Method 1: Use a GUI VPN client (NetworkManager) — easiest on desktop Linux

This is ideal for Ubuntu / Fedora / Mint / Debian desktops using GNOME/KDE with NetworkManager.

Step 1: Install the OpenVPN plugin

Examples (package names can vary slightly by distro):

Debian/Ubuntu/Mint

sudo apt update
sudo apt install openvpn network-manager-openvpn network-manager-openvpn-gnome

Fedora

sudo dnf install openvpn NetworkManager-openvpn NetworkManager-openvpn-gnome

Arch

sudo pacman -S openvpn networkmanager-openvpn

Step 2: Import the .ovpn file

  1. Open Settings → Network → VPN
  2. Click Add VPN
  3. Choose Import from file / Import a saved VPN configuration
  4. Select your downloaded .ovpn file and save.

Step 3: Enter your VPN username and password

  1. Open the newly imported VPN profile
  2. Fill in:
    • Username: (from the email)
    • Password: (from the email)
  3. Save changes

Step 4: Connect

  1. Toggle the VPN On
  2. Confirm you’re connected (Network menu shows VPN active)
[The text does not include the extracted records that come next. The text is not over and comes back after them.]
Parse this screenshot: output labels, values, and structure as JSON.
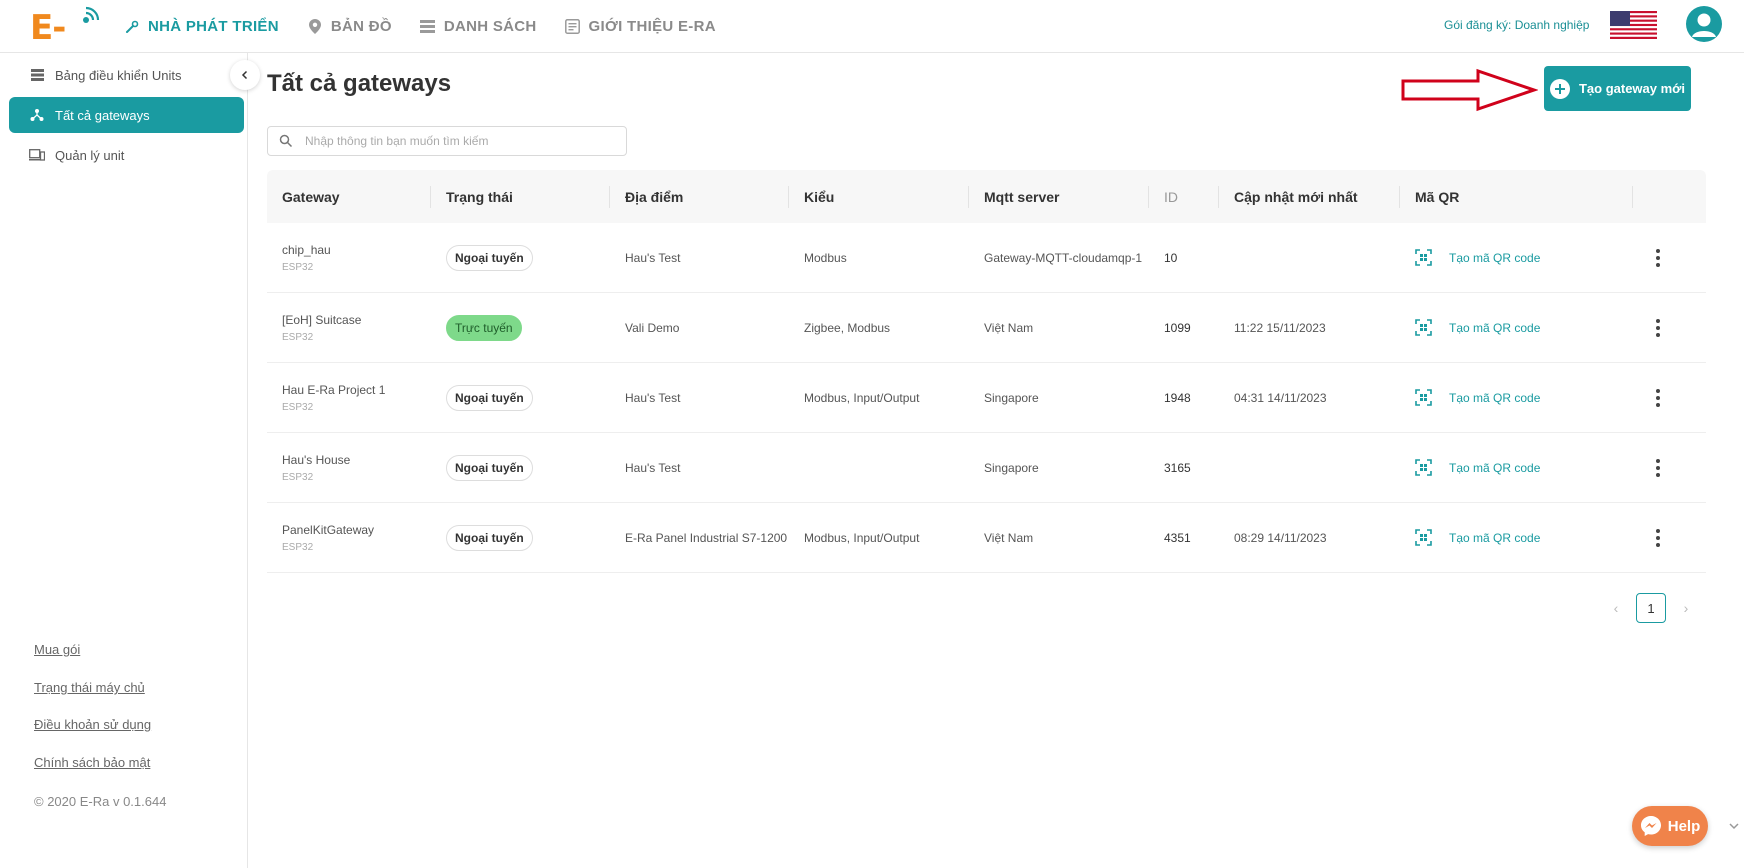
{
  "brand": {
    "logo_text": "E-Ra",
    "accent": "#1a9ba1",
    "logo_color": "#f0891e"
  },
  "nav": [
    {
      "label": "NHÀ PHÁT TRIỂN",
      "icon": "wrench-icon",
      "active": true
    },
    {
      "label": "BẢN ĐỒ",
      "icon": "map-pin-icon",
      "active": false
    },
    {
      "label": "DANH SÁCH",
      "icon": "list-icon",
      "active": false
    },
    {
      "label": "GIỚI THIỆU E-RA",
      "icon": "info-page-icon",
      "active": false
    }
  ],
  "header": {
    "plan": "Gói đăng ký: Doanh nghiệp",
    "flag": "us-flag-icon",
    "avatar": "user-avatar-icon"
  },
  "sidebar": {
    "items": [
      {
        "label": "Bảng điều khiển Units",
        "icon": "dashboard-icon",
        "active": false
      },
      {
        "label": "Tất cả gateways",
        "icon": "gateway-icon",
        "active": true
      },
      {
        "label": "Quản lý unit",
        "icon": "devices-icon",
        "active": false
      }
    ],
    "footer_links": [
      "Mua gói",
      "Trạng thái máy chủ",
      "Điều khoản sử dụng",
      "Chính sách bảo mật"
    ],
    "copyright": "© 2020 E-Ra v 0.1.644"
  },
  "main": {
    "title": "Tất cả gateways",
    "search_placeholder": "Nhập thông tin bạn muốn tìm kiếm",
    "create_button": "Tạo gateway mới"
  },
  "table": {
    "columns": [
      "Gateway",
      "Trạng thái",
      "Địa điểm",
      "Kiểu",
      "Mqtt server",
      "ID",
      "Cập nhật mới nhất",
      "Mã QR"
    ],
    "qr_label": "Tạo mã QR code",
    "rows": [
      {
        "name": "chip_hau",
        "board": "ESP32",
        "status": "Ngoại tuyến",
        "online": false,
        "location": "Hau's Test",
        "type": "Modbus",
        "mqtt": "Gateway-MQTT-cloudamqp-1",
        "id": "10",
        "updated": ""
      },
      {
        "name": "[EoH] Suitcase",
        "board": "ESP32",
        "status": "Trực tuyến",
        "online": true,
        "location": "Vali Demo",
        "type": "Zigbee, Modbus",
        "mqtt": "Việt Nam",
        "id": "1099",
        "updated": "11:22 15/11/2023"
      },
      {
        "name": "Hau E-Ra Project 1",
        "board": "ESP32",
        "status": "Ngoại tuyến",
        "online": false,
        "location": "Hau's Test",
        "type": "Modbus, Input/Output",
        "mqtt": "Singapore",
        "id": "1948",
        "updated": "04:31 14/11/2023"
      },
      {
        "name": "Hau's House",
        "board": "ESP32",
        "status": "Ngoại tuyến",
        "online": false,
        "location": "Hau's Test",
        "type": "",
        "mqtt": "Singapore",
        "id": "3165",
        "updated": ""
      },
      {
        "name": "PanelKitGateway",
        "board": "ESP32",
        "status": "Ngoại tuyến",
        "online": false,
        "location": "E-Ra Panel Industrial S7-1200",
        "type": "Modbus, Input/Output",
        "mqtt": "Việt Nam",
        "id": "4351",
        "updated": "08:29 14/11/2023"
      }
    ]
  },
  "pagination": {
    "current": "1",
    "prev": "‹",
    "next": "›"
  },
  "help": {
    "label": "Help"
  }
}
Method 2: Use the OpenVPN terminal client (openvpn) — best for servers/headless systems

This is the most universal method and works even without a desktop environment.

Step 1: Install OpenVPN

Examples:

Debian/Ubuntu

sudo apt update
sudo apt install openvpn

Fedora

sudo dnf install openvpn

Arch

sudo pacman -S openvpn

Step 2: Connect using your .ovpn file

Run:

sudo openvpn --config /path/to/gatewayvpn.ovpn

Step 3: Authenticate

When prompted, enter your VPN username and VPN password (from the email).

Step 4: Disconnect

Press Ctrl + C in the terminal window running OpenVPN.

Method 3: Use the OpenVPN 3 Linux client (openvpn3) — modern client with profile management

This is the “new generation” client from OpenVPN and supports importing profiles and managing sessions via commands.
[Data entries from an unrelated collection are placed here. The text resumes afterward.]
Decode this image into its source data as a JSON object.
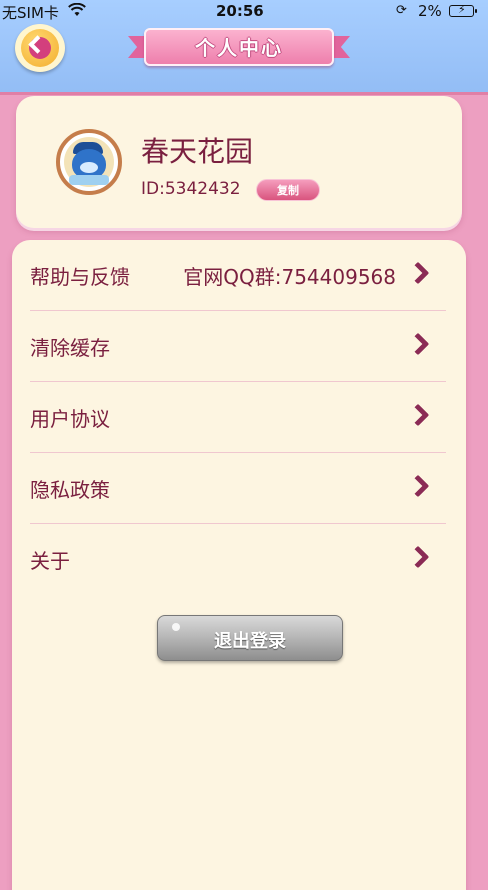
{
  "status_bar": {
    "carrier": "无SIM卡",
    "time": "20:56",
    "battery": "2%"
  },
  "header": {
    "back_icon": "chevron-left-icon",
    "title": "个人中心"
  },
  "profile": {
    "username": "春天花园",
    "id_text": "ID:5342432",
    "copy_label": "复制"
  },
  "menu": {
    "items": [
      {
        "label": "帮助与反馈",
        "extra": "官网QQ群:754409568"
      },
      {
        "label": "清除缓存",
        "extra": ""
      },
      {
        "label": "用户协议",
        "extra": ""
      },
      {
        "label": "隐私政策",
        "extra": ""
      },
      {
        "label": "关于",
        "extra": ""
      }
    ]
  },
  "logout_label": "退出登录",
  "colors": {
    "background": "#ed9fc1",
    "header": "#a7ceff",
    "card": "#fdf5e1",
    "text": "#7a1f3f",
    "accent": "#e1649c"
  }
}
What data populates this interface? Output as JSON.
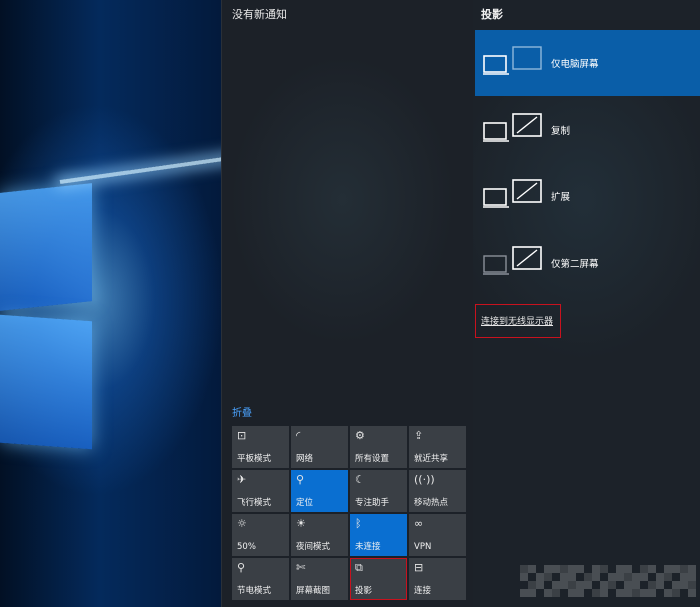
{
  "action_center": {
    "notification_title": "没有新通知",
    "collapse_label": "折叠",
    "tiles": [
      {
        "label": "平板模式",
        "icon": "tablet-mode-icon",
        "glyph": "⊡",
        "active": false
      },
      {
        "label": "网络",
        "icon": "network-icon",
        "glyph": "◜",
        "active": false
      },
      {
        "label": "所有设置",
        "icon": "settings-gear-icon",
        "glyph": "⚙",
        "active": false
      },
      {
        "label": "就近共享",
        "icon": "nearby-share-icon",
        "glyph": "⇪",
        "active": false
      },
      {
        "label": "飞行模式",
        "icon": "airplane-icon",
        "glyph": "✈",
        "active": false
      },
      {
        "label": "定位",
        "icon": "location-icon",
        "glyph": "⚲",
        "active": true
      },
      {
        "label": "专注助手",
        "icon": "moon-icon",
        "glyph": "☾",
        "active": false
      },
      {
        "label": "移动热点",
        "icon": "hotspot-icon",
        "glyph": "((·))",
        "active": false
      },
      {
        "label": "50%",
        "icon": "brightness-icon",
        "glyph": "☼",
        "active": false
      },
      {
        "label": "夜间模式",
        "icon": "night-light-icon",
        "glyph": "☀",
        "active": false
      },
      {
        "label": "未连接",
        "icon": "bluetooth-icon",
        "glyph": "ᛒ",
        "active": true
      },
      {
        "label": "VPN",
        "icon": "vpn-icon",
        "glyph": "∞",
        "active": false
      },
      {
        "label": "节电模式",
        "icon": "battery-saver-icon",
        "glyph": "⚲",
        "active": false
      },
      {
        "label": "屏幕截图",
        "icon": "screen-snip-icon",
        "glyph": "✄",
        "active": false
      },
      {
        "label": "投影",
        "icon": "project-icon",
        "glyph": "⧉",
        "active": false
      },
      {
        "label": "连接",
        "icon": "connect-icon",
        "glyph": "⊟",
        "active": false
      }
    ]
  },
  "project_panel": {
    "title": "投影",
    "modes": [
      {
        "label": "仅电脑屏幕",
        "selected": true,
        "icon": "pc-screen-only-icon"
      },
      {
        "label": "复制",
        "selected": false,
        "icon": "duplicate-icon"
      },
      {
        "label": "扩展",
        "selected": false,
        "icon": "extend-icon"
      },
      {
        "label": "仅第二屏幕",
        "selected": false,
        "icon": "second-screen-only-icon"
      }
    ],
    "wireless_link": "连接到无线显示器"
  },
  "colors": {
    "accent": "#0a6fd1",
    "selected_mode": "#0a5ea8",
    "highlight_box": "#c8121e",
    "link": "#4aa3ff"
  }
}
Step 1: Install OpenVPN 3 Linux client

Install method varies by distro; follow your distro’s recommended package/source for openvpn3 (it’s commonly provided via official repositories or vendor packages).

Step 2: Import your .ovpn profile

sudo openvpn3 config-import --config /path/to/gatewayvpn.ovpn --name "GatewayVPN" --persistent

Step 3: Start the VPN session

sudo openvpn3 session-start --config "GatewayVPN"

You’ll be prompted for username/password.

Step 4: Check status / disconnect

sudo openvpn3 sessions-list

Disconnect (one common way):

sudo openvpn3 session-manage --disconnect --config "GatewayVPN"

(Exact options can differ by version; man openvpn3-session-manage will show your available flags.)